Begin 2022 besliste federaal minister van Noordzee Vincent Van Quickenborne (Open VLD) in overleg met federaal minister Tinne Van der Straeten (Groen) om de totale offshorewindcapaciteit van 2.2 GW naar 5.8 GW te verhogen via de bouw van nieuwe windmolens in de Prinses Elisabeth-zone voor de kust van De Panne. Tegelijkertijd staat de bouw van het energie-eiland, dat op een efficiënte manier over landen heen stroom moet uitwisselen, op stapel. Vlaams minister van Mobiliteit en Openbare Werken Lydia Peeters heeft in haar investeringsplan voor 2023 750.000 euro voorzien om de afdeling Maritieme Toegang toe te laten om een technische studie uit te voeren naar de uitbreiding van de Oostendse haven.
Extra kaaimuur en terminal
“Om haar positie te behouden hebben zowel Vlaanderen als Haven Oostende nood aan bijkomende capaciteit.
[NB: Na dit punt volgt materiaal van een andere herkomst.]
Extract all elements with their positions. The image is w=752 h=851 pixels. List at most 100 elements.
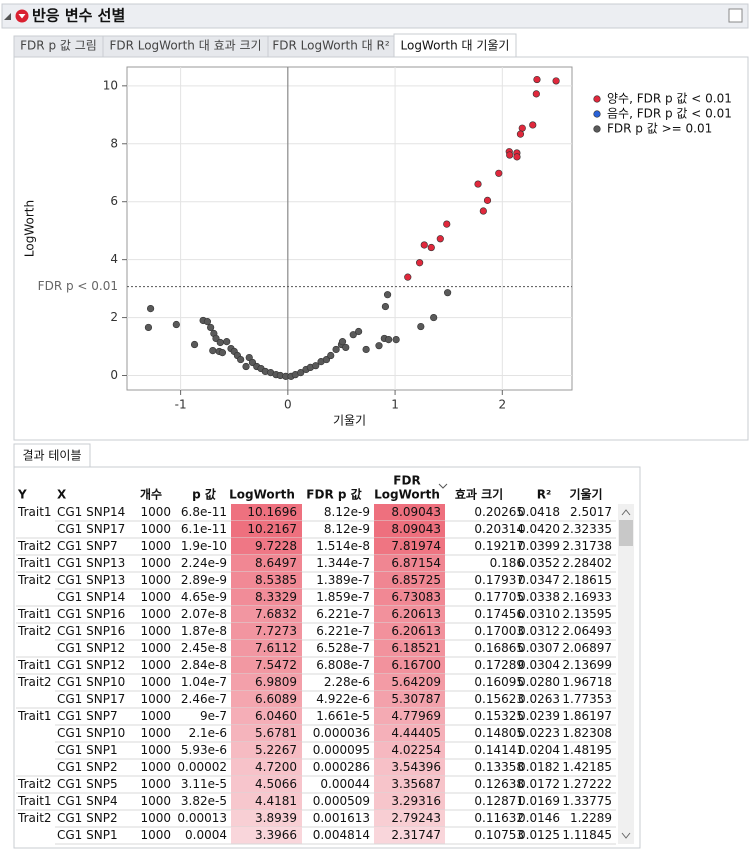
point: [146, 304, 155, 313]
table-cell: 0.186: [490, 556, 524, 570]
table-cell: CG1 SNP17: [57, 692, 125, 706]
table-cell: 8.6497: [255, 556, 297, 570]
heat-cell: [374, 589, 445, 606]
point: [385, 335, 393, 344]
table-cell: 0.16095: [474, 675, 524, 689]
table-cell: 0.15325: [474, 709, 524, 723]
collapse-icon[interactable]: [4, 13, 11, 20]
y-tick-label: 10: [103, 78, 118, 92]
table-cell: 0.0182: [518, 760, 560, 774]
table-cell: 7.6112: [255, 641, 297, 655]
table-cell: 0.0307: [518, 641, 560, 655]
table-cell: Trait2: [17, 777, 52, 791]
table-cell: 1.344e-7: [316, 556, 370, 570]
result-tab[interactable]: [13, 443, 91, 469]
table-cell: 0.17937: [474, 573, 524, 587]
heat-cell: [231, 657, 302, 674]
point: [474, 180, 482, 188]
table-cell: 6.9809: [255, 675, 297, 689]
point: [216, 338, 224, 347]
table-cell: Trait2: [17, 675, 52, 689]
table-cell: 6.221e-7: [316, 624, 370, 638]
table-cell: 0.12638: [474, 777, 524, 791]
point: [495, 169, 503, 177]
table-cell: CG1 SNP12: [57, 658, 125, 672]
table-cell: 10.2167: [247, 522, 297, 536]
table-cell: 0.0352: [518, 556, 560, 570]
table-cell: 1000: [140, 522, 171, 536]
scroll-up[interactable]: [621, 509, 631, 516]
tab-label: FDR LogWorth 대 효과 크기: [109, 39, 261, 53]
table-cell: 3.35687: [391, 777, 441, 791]
table-cell: 5.93e-6: [181, 743, 227, 757]
table-cell: 4.4181: [255, 794, 297, 808]
table-cell: CG1 SNP1: [57, 743, 118, 757]
table-cell: Trait1: [17, 556, 52, 570]
table-cell: 2.45e-8: [181, 641, 227, 655]
table-cell: 2.06493: [562, 624, 612, 638]
table-cell: 1.661e-5: [316, 709, 370, 723]
scrollbar-thumb[interactable]: [619, 520, 633, 546]
point: [529, 121, 537, 129]
point: [342, 343, 350, 352]
point: [297, 369, 305, 377]
table-cell: 1000: [140, 743, 171, 757]
point: [245, 353, 253, 362]
table-cell: 1.87e-8: [181, 624, 227, 638]
pin-icon[interactable]: [728, 8, 743, 23]
point: [190, 340, 199, 349]
table-cell: 0.001613: [313, 811, 370, 825]
table-cell: 4.7200: [255, 760, 297, 774]
column-header: Y: [17, 488, 27, 502]
table-cell: 3.8939: [255, 811, 297, 825]
point: [355, 327, 363, 336]
table-cell: 0.00013: [177, 811, 227, 825]
y-tick-label: 6: [110, 194, 118, 208]
heat-cell: [374, 623, 445, 640]
table-cell: 2.89e-9: [181, 573, 227, 587]
tab-bar: FDR p 값 그림 FDR LogWorth 대 효과 크기 FDR LogWor…: [13, 33, 517, 59]
table-cell: 1.42185: [562, 760, 612, 774]
table-cell: Trait2: [17, 811, 52, 825]
scroll-down[interactable]: [621, 832, 631, 839]
table-cell: 4.5066: [255, 777, 297, 791]
table-cell: 1000: [140, 658, 171, 672]
table-cell: 0.0146: [518, 811, 560, 825]
table-cell: CG1 SNP7: [57, 709, 118, 723]
table-cell: Trait2: [17, 573, 52, 587]
table-cell: 0.13358: [474, 760, 524, 774]
table-cell: Trait2: [17, 539, 52, 553]
menu-arrow: [18, 14, 26, 19]
table-cell: 8.09043: [391, 505, 441, 519]
table-cell: 0.19217: [474, 539, 524, 553]
y-tick-label: 4: [110, 252, 118, 266]
table-cell: 1.2289: [570, 811, 612, 825]
x-axis-label: 기울기: [333, 414, 366, 428]
table-cell: CG1 SNP2: [57, 760, 118, 774]
table-cell: 0.000509: [313, 794, 370, 808]
y-tick-label: 2: [110, 310, 118, 324]
table-cell: 2.28402: [562, 556, 612, 570]
table-cell: CG1 SNP10: [57, 675, 125, 689]
point: [338, 338, 347, 346]
table-cell: 1000: [140, 590, 171, 604]
table-cell: 0.15623: [474, 692, 524, 706]
column-header: X: [57, 488, 67, 502]
table-cell: 0.17289: [474, 658, 524, 672]
column-header: R²: [537, 488, 552, 502]
scrollbar[interactable]: [618, 504, 634, 844]
table-cell: 3.11e-5: [181, 777, 227, 791]
table-cell: 0.0204: [518, 743, 560, 757]
point: [207, 323, 215, 332]
table-cell: 0.0004: [185, 828, 227, 842]
table-cell: 1.04e-7: [181, 675, 227, 689]
point: [332, 345, 340, 354]
table-cell: 0.11632: [474, 811, 524, 825]
table-cell: 0.0169: [518, 794, 560, 808]
point: [479, 207, 487, 215]
point: [427, 243, 435, 252]
table-cell: 6.20613: [391, 624, 441, 638]
table-cell: 0.17456: [474, 607, 524, 621]
table-cell: 0.14805: [474, 726, 524, 740]
table-cell: CG1 SNP16: [57, 624, 125, 638]
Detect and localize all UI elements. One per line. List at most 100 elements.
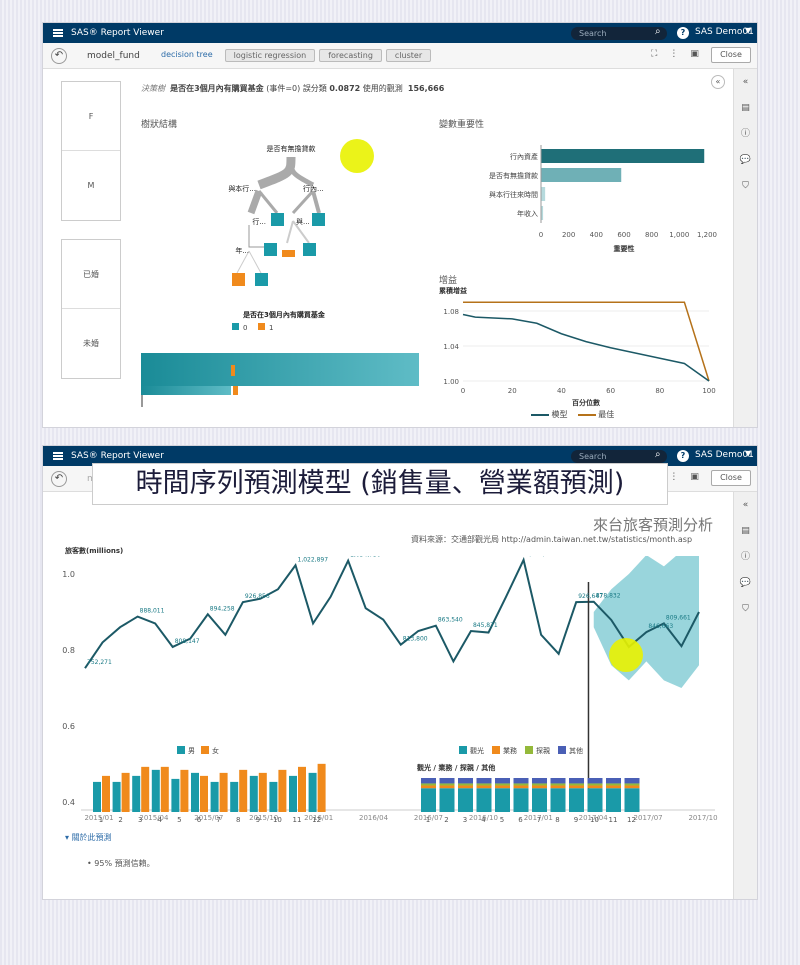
x-tick: 2017/04: [579, 814, 609, 822]
month-tick: 3: [463, 816, 467, 824]
varimp-tick: 200: [562, 231, 575, 239]
bar-female: [102, 775, 110, 812]
lift-model-line: [462, 313, 710, 382]
point-label: 813,800: [403, 636, 428, 643]
info-icon[interactable]: ⓘ: [740, 129, 750, 139]
tree-leaf[interactable]: [264, 243, 277, 256]
marital-filter: 已婚 未婚: [61, 239, 121, 379]
tab-cluster[interactable]: cluster: [385, 49, 432, 62]
stacked-segment: [587, 788, 603, 812]
stacked-segment: [569, 785, 584, 789]
search-input[interactable]: Search: [571, 27, 667, 40]
stacked-segment: [624, 783, 640, 786]
chevron-down-icon[interactable]: ▼: [745, 449, 752, 458]
chevron-down-icon[interactable]: ▼: [745, 26, 752, 35]
month-tick: 11: [293, 816, 302, 824]
tree-leaf[interactable]: [232, 273, 245, 286]
report-toolbar: ↶ model_fund decision tree logistic regr…: [43, 43, 757, 69]
lift-xtick: 100: [702, 387, 715, 395]
collapse-right-icon[interactable]: «: [742, 500, 749, 510]
user-menu[interactable]: SAS Demo01: [695, 450, 754, 460]
stacked-segment: [476, 788, 492, 812]
details-item: • 95% 預測信賴。: [87, 859, 155, 868]
tab-forecasting[interactable]: forecasting: [319, 49, 382, 62]
back-button[interactable]: ↶: [51, 471, 67, 487]
stacked-segment: [495, 788, 510, 812]
fullscreen-icon[interactable]: ⛶: [651, 49, 658, 59]
varimp-bar: [541, 206, 544, 220]
stacked-segment: [587, 785, 603, 789]
tab-decision-tree[interactable]: decision tree: [161, 50, 213, 59]
tab-logistic-regression[interactable]: logistic regression: [224, 49, 316, 62]
lift-subtitle: 累積增益: [439, 286, 467, 295]
tree-leaf[interactable]: [312, 213, 325, 226]
hamburger-menu-icon[interactable]: [53, 451, 65, 461]
more-options-icon[interactable]: ⋮: [669, 472, 679, 482]
bar-female: [278, 769, 287, 812]
help-icon[interactable]: ?: [677, 27, 689, 39]
close-button[interactable]: Close: [711, 470, 751, 486]
tree-leaf[interactable]: [271, 213, 284, 226]
comment-icon[interactable]: 💬: [739, 155, 752, 165]
bar-male: [289, 775, 297, 812]
search-input[interactable]: Search: [571, 450, 667, 463]
help-icon[interactable]: ?: [677, 450, 689, 462]
filter-item-m[interactable]: M: [87, 181, 95, 190]
comments-icon[interactable]: ▣: [690, 472, 699, 482]
filter-item-f[interactable]: F: [62, 82, 120, 151]
bar-female: [317, 763, 326, 812]
collapse-pane-icon[interactable]: «: [711, 75, 725, 89]
search-icon[interactable]: ⌕: [655, 26, 661, 37]
bar-female: [121, 772, 130, 812]
legend-best: 最佳: [598, 410, 615, 419]
tree-leaf[interactable]: [282, 250, 295, 257]
month-tick: 2: [118, 816, 122, 824]
varimp-bar: [541, 168, 622, 182]
varimp-label: 行內資產: [510, 152, 538, 161]
stacked-segment: [513, 788, 529, 812]
bar-female: [141, 766, 150, 812]
legend-label: 1: [269, 324, 273, 332]
filter-item-single[interactable]: 未婚: [83, 339, 99, 348]
tree-leaf[interactable]: [303, 243, 316, 256]
forecast-details-toggle[interactable]: ▾ 關於此預測: [65, 833, 112, 842]
collapse-right-icon[interactable]: «: [742, 77, 749, 87]
search-icon[interactable]: ⌕: [655, 449, 661, 460]
stacked-segment: [476, 778, 492, 784]
varimp-tick: 400: [590, 231, 603, 239]
tree-leaf[interactable]: [255, 273, 268, 286]
month-tick: 7: [216, 816, 220, 824]
month-tick: 12: [312, 816, 321, 824]
legend-label-purpose: 業務: [503, 746, 517, 755]
stacked-segment: [421, 785, 436, 789]
bar-male: [249, 775, 258, 812]
comment-icon[interactable]: 💬: [739, 578, 752, 588]
close-button[interactable]: Close: [711, 47, 751, 63]
bar-male: [151, 769, 160, 812]
data-icon[interactable]: ▤: [741, 526, 750, 536]
filter-icon[interactable]: ⛉: [742, 181, 749, 191]
more-options-icon[interactable]: ⋮: [669, 49, 679, 59]
user-menu[interactable]: SAS Demo01: [695, 27, 754, 37]
x-tick: 2016/10: [469, 814, 498, 822]
y-tick: 1.0: [62, 570, 75, 579]
point-label: 1,037,098: [526, 556, 557, 558]
bar-male: [269, 781, 278, 812]
data-icon[interactable]: ▤: [741, 103, 750, 113]
stacked-segment: [439, 785, 455, 789]
filter-item-married[interactable]: 已婚: [62, 240, 120, 309]
stacked-segment: [458, 783, 473, 786]
purpose-title: 觀光 / 業務 / 探親 / 其他: [417, 763, 495, 772]
info-icon[interactable]: ⓘ: [740, 552, 750, 562]
point-label: 1,022,897: [298, 556, 329, 563]
comments-icon[interactable]: ▣: [690, 49, 699, 59]
month-tick: 1: [426, 816, 430, 824]
month-tick: 5: [500, 816, 504, 824]
hamburger-menu-icon[interactable]: [53, 28, 65, 38]
details-text: 95% 預測信賴。: [94, 859, 155, 868]
point-label: 878,832: [596, 593, 621, 600]
y-tick: 0.6: [62, 722, 75, 731]
app-title: SAS® Report Viewer: [71, 28, 164, 38]
back-button[interactable]: ↶: [51, 48, 67, 64]
filter-icon[interactable]: ⛉: [742, 604, 749, 614]
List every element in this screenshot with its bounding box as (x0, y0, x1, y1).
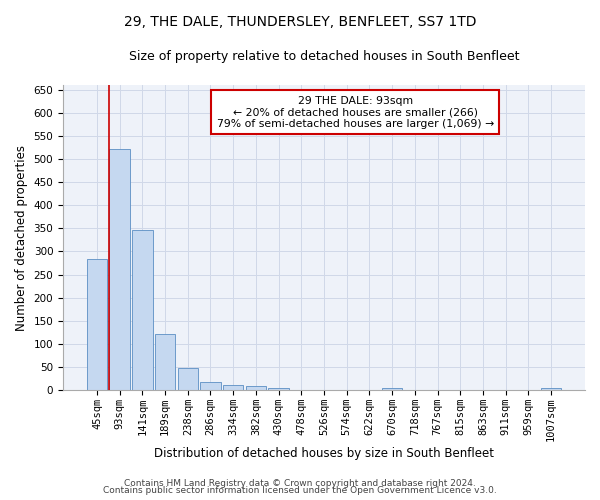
Bar (268, 388, 289, 390)
Bar (87, 260, 107, 390)
Bar (132, 230, 152, 390)
Bar (223, 385, 244, 390)
Bar (541, 388, 561, 390)
Y-axis label: Number of detached properties: Number of detached properties (15, 144, 28, 330)
Text: Contains HM Land Registry data © Crown copyright and database right 2024.: Contains HM Land Registry data © Crown c… (124, 478, 476, 488)
Title: Size of property relative to detached houses in South Benfleet: Size of property relative to detached ho… (129, 50, 519, 63)
Bar (109, 149, 130, 390)
Bar (245, 386, 266, 390)
Text: 29, THE DALE, THUNDERSLEY, BENFLEET, SS7 1TD: 29, THE DALE, THUNDERSLEY, BENFLEET, SS7… (124, 15, 476, 29)
Bar (178, 368, 198, 390)
Text: Contains public sector information licensed under the Open Government Licence v3: Contains public sector information licen… (103, 486, 497, 495)
Text: 29 THE DALE: 93sqm
← 20% of detached houses are smaller (266)
79% of semi-detach: 29 THE DALE: 93sqm ← 20% of detached hou… (217, 96, 494, 129)
Bar (155, 334, 175, 390)
Bar (200, 382, 221, 390)
Bar (382, 388, 403, 390)
X-axis label: Distribution of detached houses by size in South Benfleet: Distribution of detached houses by size … (154, 447, 494, 460)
Er zijn plannen om aan de oostelijke strekdam een kaaimuur te bouwen met vlakke terminal om aan deze vraag te voldoen. Die kaaimuur moet grotere schepen kunnen verwelkomen, die instaan voor de ontwikkeling en het onderhoud van de windmolenparken op zee”, aldus minister Peeters. “We blijven daarnaast ook inzetten op het verbeteren van de toegankelijkheid tot de haven en het beter beschermen van de stad Oostende tegen overstromingen.”
In die context deed Haven Oostende de voorbije twee jaar al een milieu-impactstudie, waaruit blijkt dat er geen negatieve effecten zijn. Daarnaast werd eveneens een stromingsanalyse en een Maatschappelijke Kosten-Batenanalyse (MKBA) uitgevoerd. De milieueffectenrapportering is voorzien om in de eerste helft 2023 klaar te zijn.